Mappings for Non-CEDA Catalogs

DataPoint was developed primarily to support data users for accessing the CEDA archive of data via CEDA STAC Catalogs. These catalogs have a specific arrangement of properties and attributes within each record that DataPoint uses for configuration i.e to open a dataset. We recognise that other organisations will have their own layout for STAC catalogs and their own specific property names. To that end, the DataPointMapper was created which allows a simple mapping to be applied to inform DataPoint of how to reach specific properties (if they are present) in any arrangement of STAC records.

1. Item Mappings

There are a number of item-level attributes DataPoint expects to find; those being id, properties and assets. Additionally, DataPoint uses the cloud_format property of each asset to determine suitability for opening as a Cloud Product, i.e for Kerchunk/Zarr data. This is not applicable for NetCDF/HDF or other archival formats directly. The cloud format mapping should be treated as applying to all assets under whatever asset mapping is used.

item_mappings = {
    "id":"properties.id",
    "properties":"properties",
    "assets":"properties.model.assets",
    "cloud_format":"cloud_format"
}

search = client.search(..., mappings=item_mappings)

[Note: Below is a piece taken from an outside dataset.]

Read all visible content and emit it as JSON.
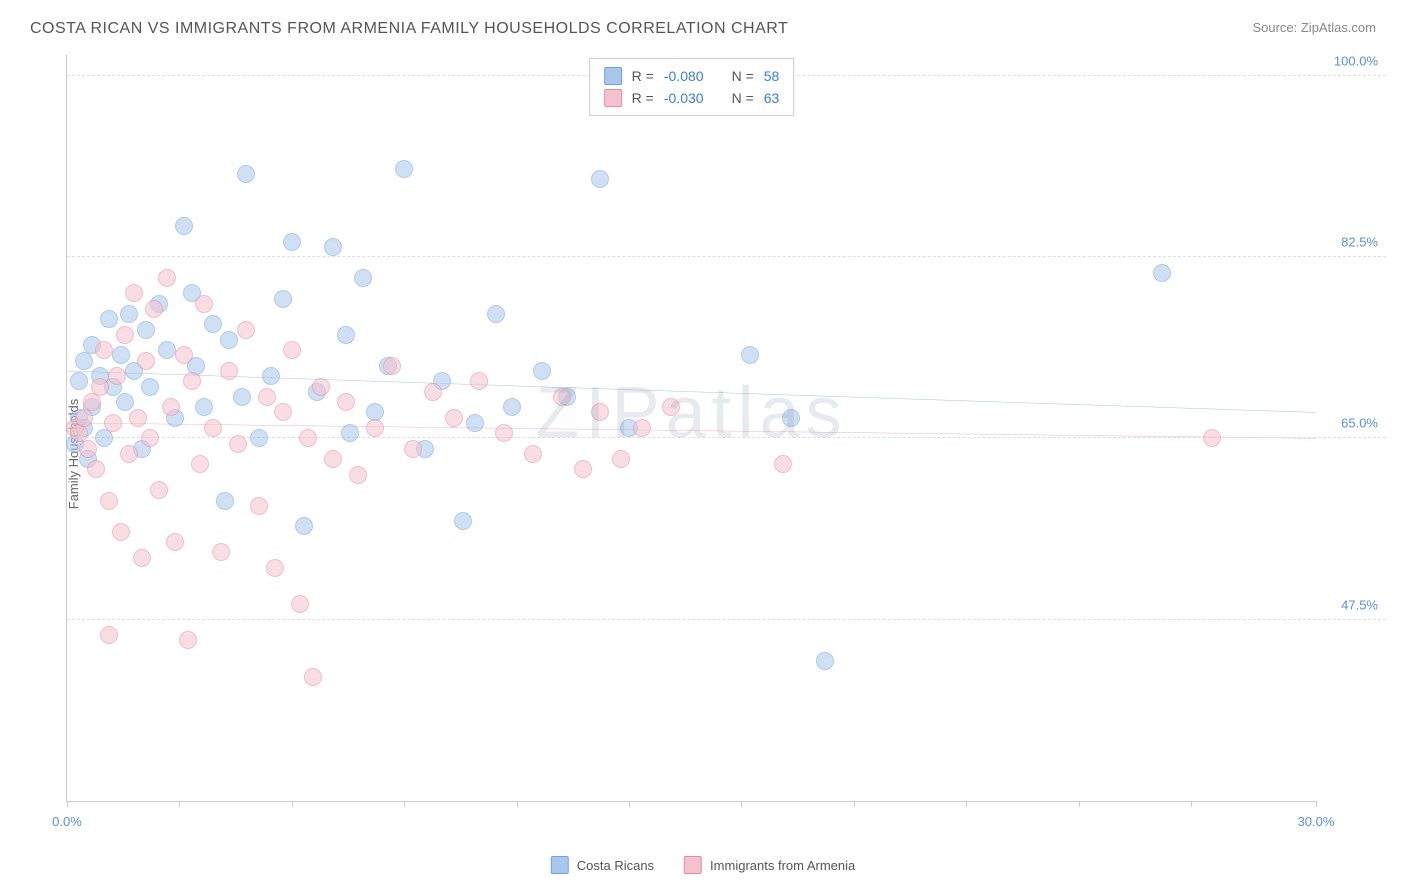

In this example, most of the expected attributes are found under properties for each item in this example, with the assets nested under a few layers of labels. The cloud_format in this case will be applied to all objects under properties.model.assets. Note the syntax for nested layers here is to use a . between sections, so this attribute would expand to {"properties":{"models":{"assets":[]}}} in the STAC record.

2. Asset Mappings

Assets may have the same or different mappings to the items, so at the point of retrieving the desired cloud assets it is necessary to supply asset mappings in the same way as before.

asset_mappings = {
    "href":"properties.href",
    "mapper_kwargs":"kerchunk_kwargs",
    "open_zarr_kwargs":"zarr_kwargs",
    "open_xarray_kwargs":"xarray_kwargs",
    "open_cog_kwargs":"cog_kwargs"
}

cluster = search.collect_cloud_assets(..., asset_mappings=asset_mappings)

# Any attempt to access cloud assets can be used to inject the asset mappings, e.g.

ds = search.open_dataset(id, asset_mappings=asset_mappings)

In this case the attribute href, which is required for all cloud assets by DataPoint, is under the properties attribute of each asset itself - very unusual! Other attributes are found at the top-level of the asset, but under a different name. Importantly, the asset mappings can be provided at any point where assets are accessed. For example in the last line, a dataset is opened directly from the search object, but the mappings are still required to allow the configurations needed to open the dataset.